ぼくらは群青を探している

 どれから探ればいいのか分からなくて、じっと考え込んだまま、青組のテントに戻る。ただ一つ、気になるのは――。

「んあ、英凜」

 ふ、と桜井くんの声に顔を上げる。桜井くんの金髪は、なぜかびっしゃりと水に濡れて、額からガバッとかき上げられていた。そのせいなのか、ハチマキは額に巻かれずに肩に載っている。

「……どうしてそんなに濡れてるの」
「リレー終わった後、暑くって。もう我慢できなくて水浴びた、どうせもう片付けて帰るだけだし」
「そんな、犬じゃないんだから」
「わっふわっふ」

 ぺろっと悪戯っぽく舌を出して目だけで笑ってみせる桜井くんが可愛くて、思わず笑ってしまった。

「リレー、俺の活躍見てた?」
「見てたよ、先輩達と。チビなのに速いねって」
「チビは余計じゃん。てかツクミン先輩速くね? 確かにダッシュで勝ったことないんだけどさあ、ツクミン先輩カッケーってなった!」
「その話、私達もしてた。黙ってたらモテるのにって」
「あーね。でもツクミン先輩って喋ったら優しいじゃん、黙ってたらむしろちょっと怖くない?」

 あ、整列だ、と桜井くんが体の向きを変える。拍子に、その肩からハチマキが滑り落ちた。慌てて私がキャッチしたけれど、桜井くんは気づかずにそのまま足を進めようとする。

 口を開いて――一瞬、躊躇(ちゅうちょ)した。

「――昴夜、ハチマキ」

 金髪が、水を滴らせながら振り向いた。長い睫毛が、聞き間違えたかのようにぱたりぱたりと上下する。

「ハチマキ。落ちたよ」
「あー……うん」

 するりと、私の手から青色のハチマキが抜き取られる。桜井くんの目がうろうろと彷徨うから、つい、からかうような気持ちで笑った。

「どうして、昴夜のほうが戸惑ってるの」
「……なんか不意打ちだったから。なんかびっくりした」
「名前で呼ぶって約束したじゃん」
「……そうなんだけどさ」

 その戸惑いを動きにするように、桜井くんは、もたもたと頭にハチマキを乗せたまま、左右から両手で引っ張る。ハチマキが水に濡れて、じんわりと色を変えていく。

「……なんやかんや言って、英凜は『桜井くん』呼びのままなのかなって思ってた。

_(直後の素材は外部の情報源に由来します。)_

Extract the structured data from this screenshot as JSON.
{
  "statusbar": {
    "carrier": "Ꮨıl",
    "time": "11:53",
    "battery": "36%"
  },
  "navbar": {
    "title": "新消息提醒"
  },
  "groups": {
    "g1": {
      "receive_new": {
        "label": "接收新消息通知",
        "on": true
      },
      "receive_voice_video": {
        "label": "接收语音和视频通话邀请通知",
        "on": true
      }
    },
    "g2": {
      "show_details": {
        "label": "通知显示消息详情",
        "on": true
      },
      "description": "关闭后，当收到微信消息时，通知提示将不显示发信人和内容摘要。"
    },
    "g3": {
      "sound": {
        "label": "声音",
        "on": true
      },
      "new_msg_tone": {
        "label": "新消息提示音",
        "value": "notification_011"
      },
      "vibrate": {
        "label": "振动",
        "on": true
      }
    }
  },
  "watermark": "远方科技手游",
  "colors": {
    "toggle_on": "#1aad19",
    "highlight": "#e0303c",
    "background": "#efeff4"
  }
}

今週もなんか無理矢理俺のこと呼ぼうとしない感じあったし。なんで急に?」
「……騎馬戦の前に胡桃と喋ってて思ったんだけど。やっぱり、名前を呼ぶことって、親しみの必要条件だけど十分条件じゃないなって思って」
「あー、それ俺苦手なヤツ。もっと分かりやすく言って」

 本当に、桜井くんはそれが苦手なのだろうか。普段話していれば、苦手じゃないことはバレバレなのに。それとも、授業で習った言葉を使うと拒否反応を示してしまうのだろうか。

「私が昴夜を昴夜って呼んでも、それは私と昴夜が特別に親しいことを意味するものじゃないって話」

 もし、分かっていて促したのだとしても、それはそれで、私がはっきりと口に出して、桜井くんにも私にも言い聞かせることに意味があるというのなら、それはそれでいい気がした。

「……俺なんか意地悪言われてない? 気のせい?」
「気のせいだよ」

 コテン、コテン、と桜井くんは何度か首を左右に傾げた。でも「そっか、気のせいかな」と首を傾げるだけで、それ以上のことは言わなかった。

 蛍さんの読み通り、優勝は赤組だった。蓋を開けてみれば、その得点差はあまりにも歴然としていて、棒倒し、騎馬戦、色別リレーの全てを制したことがいかに優位を得るために重要なものだったかを理解させられた。